Besluit van het college van burgemeester en wethouders van de gemeente Midden-Delfland houdende regels omtrent subsidieverstrekking om nieuwe of vernieuwende kunst- en cultuuractiviteiten, die nog niet eerder hebben plaatsgevonden, eenmalig te stimuleren (Subsidieregeling Kunst, Cultuur en Sociale Verbinding 2022)

Geldend van 01-01-2022 t/m 31-12-2023

Intitulé

Besluit van het college van burgemeester en wethouders van de gemeente Midden-Delfland houdende regels omtrent subsidieverstrekking om nieuwe of vernieuwende kunst- en cultuuractiviteiten, die nog niet eerder hebben plaatsgevonden, eenmalig te stimuleren (Subsidieregeling Kunst, Cultuur en Sociale Verbinding 2022)

Het College van burgemeester en wethouders van de Gemeente Midden-Delfland;

gelet op artikel 3 van de Algemene Subsidieverordening Midden-Delfland 2016;

overwegende dat:

  • -

    Kunst en Cultuur een positieve bijdrage leveren aan de Sociale Verbinding en de identiteit van een samenleving;

  • -

    het wenselijk is nadere regels te stellen voor de subsidieverlening voor vernieuwende Kunst- en Cultuuractiviteiten;

B E S L U I T:

vast te stellen de subsidieregeling Kunst, Cultuur en Sociale Verbinding 2022.

Artikel 1. Begripsomschrijvingen

  • 1. In deze regeling wordt verstaan onder:

    • a.

      ASV: Algemene Subsidieverordening Midden-Delfland 2016;

    • b.

      Cultuur: de levenswijze van een groep mensen zoals die zich op verschillende manieren manifesteert en tot uitdrukking komt in waarden, normen, gewoontes, regels, tradities, rituelen, symbolen en Kunst;

    • c.

      College: het College van burgemeester en wethouders van de Gemeente Midden-Delfland;

    • d.

      Gemeente: Gemeente Midden-Delfland;

    • e.

      Kunst: het product van creatieve menselijke uitingen in onder meer de volgende disciplines: beeldende Kunst, muziek, drama, dans, literatuur, erfgoed en media;

    • f.

      Kunst- en Cultuuractiviteit: een laagdrempelige en openbaar toegankelijke activiteit op het gebied van Kunst en Cultuur, waaraan inwoners van de Gemeente actief en/of passief kunnen deelnemen;

    • g.

      Vrijwilligersorganisatie: een bij de Kamer van Koophandel ingeschreven (rechts)persoon zonder winstoogmerk, die statutair en feitelijk gevestigd is en activiteiten aanbiedt in de Gemeente.

Artikel 2. Doelstelling

De doelstelling van deze subsidieregeling is om door middel van subsidieverstrekking een nieuwe of vernieuwende Kunst- en Cultuuractiviteiten, die nog niet eerder hebben plaatsgevonden, eenmalig te stimuleren.

Artikel 3. Reikwijdte

Het bepaalde in deze subsidieregeling is enkel van toepassing op de verstrekking van subsidies door het College voor de in artikel 4 bedoelde activiteiten.

Artikel 4. Activiteiten

Het College verstrekt uitsluitend eenmalig subsidie voor activiteiten die een bijdrage leveren aan het realiseren van de in artikel 2 genoemde doelstelling.
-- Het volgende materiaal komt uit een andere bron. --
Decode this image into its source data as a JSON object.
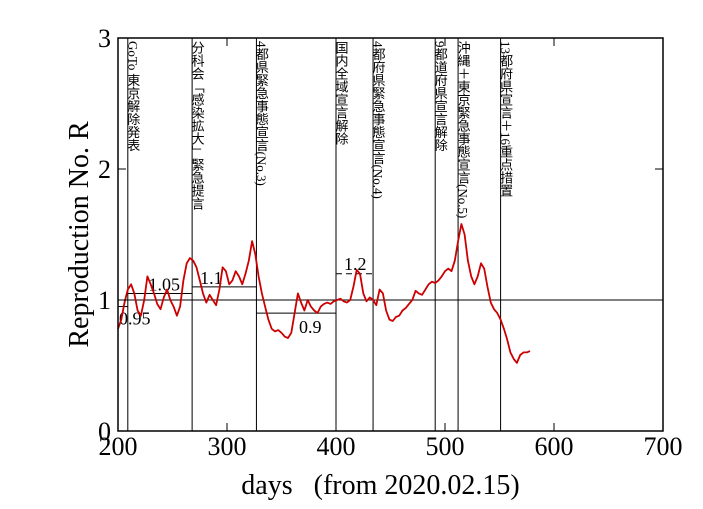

Op grond van deze regeling kunnen aanvragers een subsidie aanvragen voor het lopende kalenderjaar voor nieuwe of vernieuwende Kunst- en Cultuuractiviteiten.

Artikel 5. Doelgroep

Het College verstrekt uitsluitend subsidie aan Vrijwilligersorganisaties of groepen betrokken inwoners, die actief en aantoonbaar hun activiteiten ontplooien binnen de Gemeente.

Artikel 6. Subsidieplafond

  • 1. Voor subsidies op basis van deze subsidieregeling geldt een subsidieplafond.

  • 2. De hoogte van het subsidieplafond is maximaal € 15.000,-.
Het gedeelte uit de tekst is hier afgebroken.